Friday, January 12, 2007

Snitching among the clergy?

Warning: This blog post contains pure speculation generated as part of a thought exercise. Take the comments, in that vein, for what they're worth.

Regular readers know I've long tracked various snitching scandals on Grits and think the practice is a frequently abused and inherently abusive aspect of the American justice system that needs to be curtailed.

Without question the use of informants is a crucial, nearly indispensible tool for law enforcement. But especially when used to investigate petty or victimless crimes, or when informants are self-interested or unreliable, snitching can also undermine not just faith in the justice system but the very bonds of trust and loyalty that underlie all positive human relations. Prof. Sasha Natapoff has calculated that one in 12 young black men returning from prison might be informants for law enforcement at any given time.

To see how widespread use of informants can corrupt public life and civil society, it's worth looking at what, at least before the USA's War on Drugs, was the most extensive informant system the world had ever seen: Communist secret police in Russia and Eastern Europe. Christianity Today has published an article about a new Polish archbishop who collaborated with the Communist secret police in that country while it was still under the yoke of Soviet control ("What to do with a former Communist informant?," 1-12):
Tomasz Terlikowski of Newsweek Polska told Polskie Radio, "This question about the past has a very real impact on Poland's present. Today we are facing this issue: Can a person who collaborated with the regime be the moral and theological authority for a whole diocese? From what we learned about Archbishop Wielgus, his collaboration might have meant as many as 20 years of informing the Communist regime about what was happening in the church. And the main aim of the Communists was the destruction of the church."

Some estimates say that 15 percent of the church leaders in Poland — seen as a cornerstone of resistance against communism — cooperated with the secret police. One memo from 1978, for example, counted 12 Polish bishops among the security service's collaborators.

Those are big numbers, and such a widespread practice makes me wonder if ministers are commonly used as informants in American policing? I wonder if any ministers during the civil rights movement, for example, ever got caught up in the informant racket the way Catholic priests did in Poland? Or have ministers in the pro-life movement been pressured to "flip" and inform on activist members of their flock? Have US Catholic priests been pressured to identify undocumented immigrants among their parishioners? I don't know, I've never really thought about it or researched it, but I'll bet they have.

People tell their ministers things they'd tell no one else, and in theory a priest-penitent privilege provides protection for those conversations. But if police can find leverage to coerce a minister into cooperating - anything from overlooking criminal acts to agreeing not to expose extramarital affairs, or even flat out paying for information - it doesn't seem far fetched to me to think officers might play that card as part of an investigation. Whether a minister succumbs would essentially be a question of individual character.
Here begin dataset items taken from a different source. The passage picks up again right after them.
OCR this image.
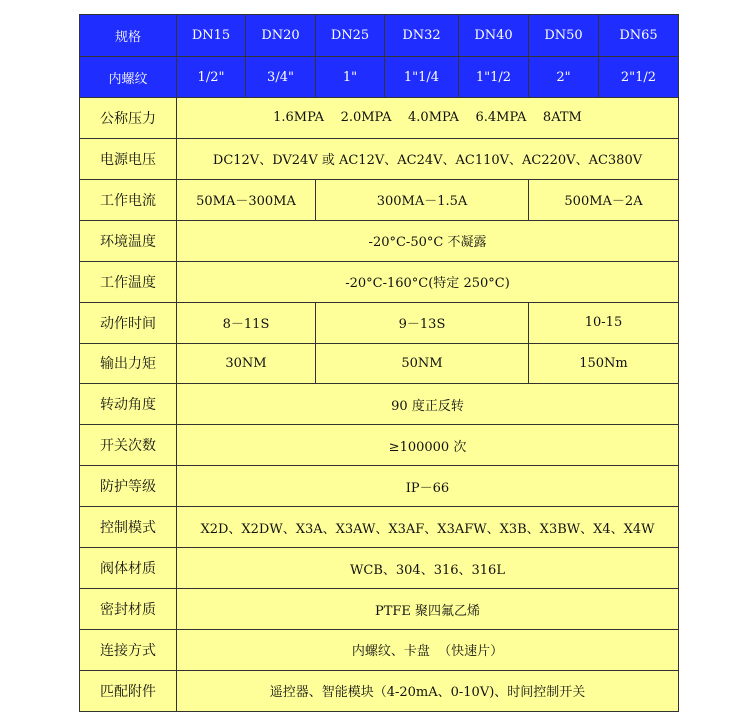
规格	DN15	DN20	DN25	DN32	DN40	DN50	DN65
内螺纹	1/2"	3/4"	1"	1"1/4	1"1/2	2"	2"1/2
公称压力	1.6MPA    2.0MPA    4.0MPA    6.4MPA    8ATM						
电源电压	DC12V、DV24V 或 AC12V、AC24V、AC110V、AC220V、AC380V						
工作电流	50MA－300MA		300MA－1.5A			500MA－2A	
环境温度	-20°C-50°C 不凝露						
工作温度	-20°C-160°C(特定 250°C)						
动作时间	8－11S		9－13S			10-15	
输出力矩	30NM		50NM			150Nm	
转动角度	90 度正反转						
开关次数	≥100000 次						
防护等级	IP－66						
控制模式	X2D、X2DW、X3A、X3AW、X3AF、X3AFW、X3B、X3BW、X4、X4W						
阀体材质	WCB、304、316、316L						
密封材质	PTFE 聚四氟乙烯						
连接方式	内螺纹、卡盘  （快速片）						
匹配附件	遥控器、智能模块（4-20mA、0-10V)、时间控制开关						
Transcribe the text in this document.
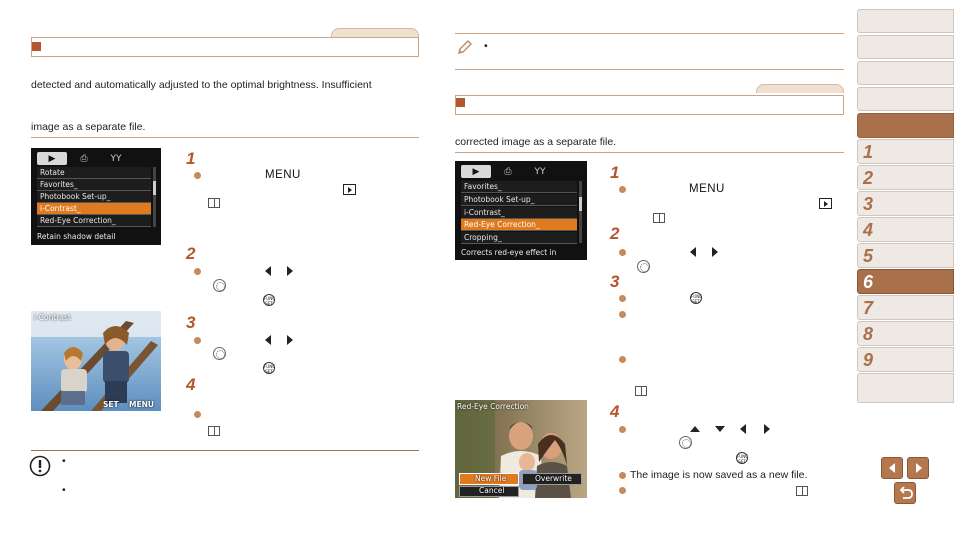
detected and automatically adjusted to the optimal brightness. Insufficient
image as a separate file.
▶	⎙	ΥΥ
Rotate
Favorites_
Photobook Set-up_
i-Contrast_
Red-Eye Correction_
Retain shadow detail
1
MENU
2
FUNC
SET
3
FUNC
SET
4
i-Contrast
SET MENU
•
•
•
corrected image as a separate file.
▶	⎙	ΥΥ
Favorites_
Photobook Set-up_
i-Contrast_
Red-Eye Correction_
Cropping_
Corrects red-eye effect in
1
MENU
2
3
FUNC
SET
4
FUNC
SET
The image is now saved as a new file.
Red-Eye Correction
New File	Overwrite
Cancel
1
2
3
4
5
6
7
8
9
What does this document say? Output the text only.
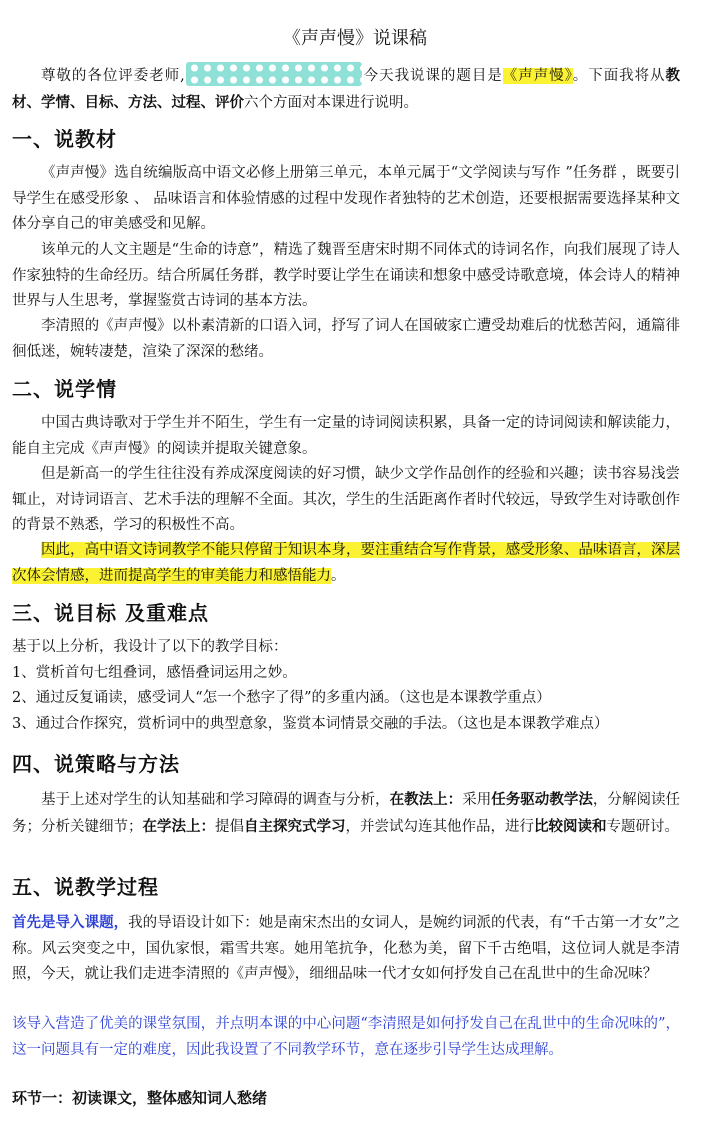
《声声慢》说课稿
尊敬的各位评委老师,	今天我说课的题目是《声声慢》。下面我将从教材、学情、目标、方法、过程、评价六个方面对本课进行说明。
一、说教材
《声声慢》选自统编版高中语文必修上册第三单元，本单元属于“文学阅读与写作 ”任务群 ，既要引导学生在感受形象 、 品味语言和体验情感的过程中发现作者独特的艺术创造，还要根据需要选择某种文体分享自己的审美感受和见解。
该单元的人文主题是“生命的诗意”，精选了魏晋至唐宋时期不同体式的诗词名作，向我们展现了诗人作家独特的生命经历。结合所属任务群，教学时要让学生在诵读和想象中感受诗歌意境，体会诗人的精神世界与人生思考，掌握鉴赏古诗词的基本方法。
李清照的《声声慢》以朴素清新的口语入词，抒写了词人在国破家亡遭受劫难后的忧愁苦闷，通篇徘徊低迷，婉转凄楚，渲染了深深的愁绪。
二、说学情
中国古典诗歌对于学生并不陌生，学生有一定量的诗词阅读积累，具备一定的诗词阅读和解读能力，能自主完成《声声慢》的阅读并提取关键意象。
但是新高一的学生往往没有养成深度阅读的好习惯，缺少文学作品创作的经验和兴趣；读书容易浅尝辄止，对诗词语言、艺术手法的理解不全面。其次，学生的生活距离作者时代较远，导致学生对诗歌创作的背景不熟悉，学习的积极性不高。
因此，高中语文诗词教学不能只停留于知识本身，要注重结合写作背景，感受形象、品味语言，深层次体会情感，进而提高学生的审美能力和感悟能力。
三、说目标 及重难点
基于以上分析，我设计了以下的教学目标：
1、赏析首句七组叠词，感悟叠词运用之妙。
2、通过反复诵读，感受词人“怎一个愁字了得”的多重内涵。（这也是本课教学重点）
3、通过合作探究，赏析词中的典型意象，鉴赏本词情景交融的手法。（这也是本课教学难点）
四、说策略与方法
基于上述对学生的认知基础和学习障碍的调查与分析，在教法上：采用任务驱动教学法，分解阅读任务；分析关键细节；在学法上：提倡自主探究式学习，并尝试勾连其他作品，进行比较阅读和专题研讨。
五、说教学过程
首先是导入课题，我的导语设计如下：她是南宋杰出的女词人，是婉约词派的代表，有“千古第一才女”之称。风云突变之中，国仇家恨，霜雪共寒。她用笔抗争，化愁为美，留下千古绝唱，这位词人就是李清照，今天，就让我们走进李清照的《声声慢》，细细品味一代才女如何抒发自己在乱世中的生命况味？
该导入营造了优美的课堂氛围，并点明本课的中心问题“李清照是如何抒发自己在乱世中的生命况味的”，这一问题具有一定的难度，因此我设置了不同教学环节，意在逐步引导学生达成理解。
环节一：初读课文，整体感知词人愁绪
No conclusions to be drawn here, only questions raised. But I'll be keeping my eyes peeled for more on this angle as I continue to study the topic of police informant use.

2 comments:

  1. The FBI, since Hoover's inception of it, has been predominately an espionage agency. They distinguish between evidence, which can be used in court, and 'intel', which they illegally obtained from wiretaps, bugs, or 'black bag jobs' (burglaries).

    A telling example of the FBI's preference for collecting dirt rather than evidence became obvious when 'Deep Throat' was revealed to be Mark Felt, and that everything he leaked to Woodward and Bernstein came from FBI files. Now that we know the FBI knew about Nixon's schemes (by committing espionage against the White House), consider how many people the FBI prosecuted all told: none. All the incriminating evidence that came up in the Watergate hearings came from outside federal law enforcement. The FBI witheld damning evidence from the prosecution.

    So, now that you understand it is SOP for law enforcement to collect 'intel' and to use the dirt to blackmail people, take a fresh look at your questions.

    ReplyDelete
  2. Lots of snitches in the civil rights movement, ministers and otherwise.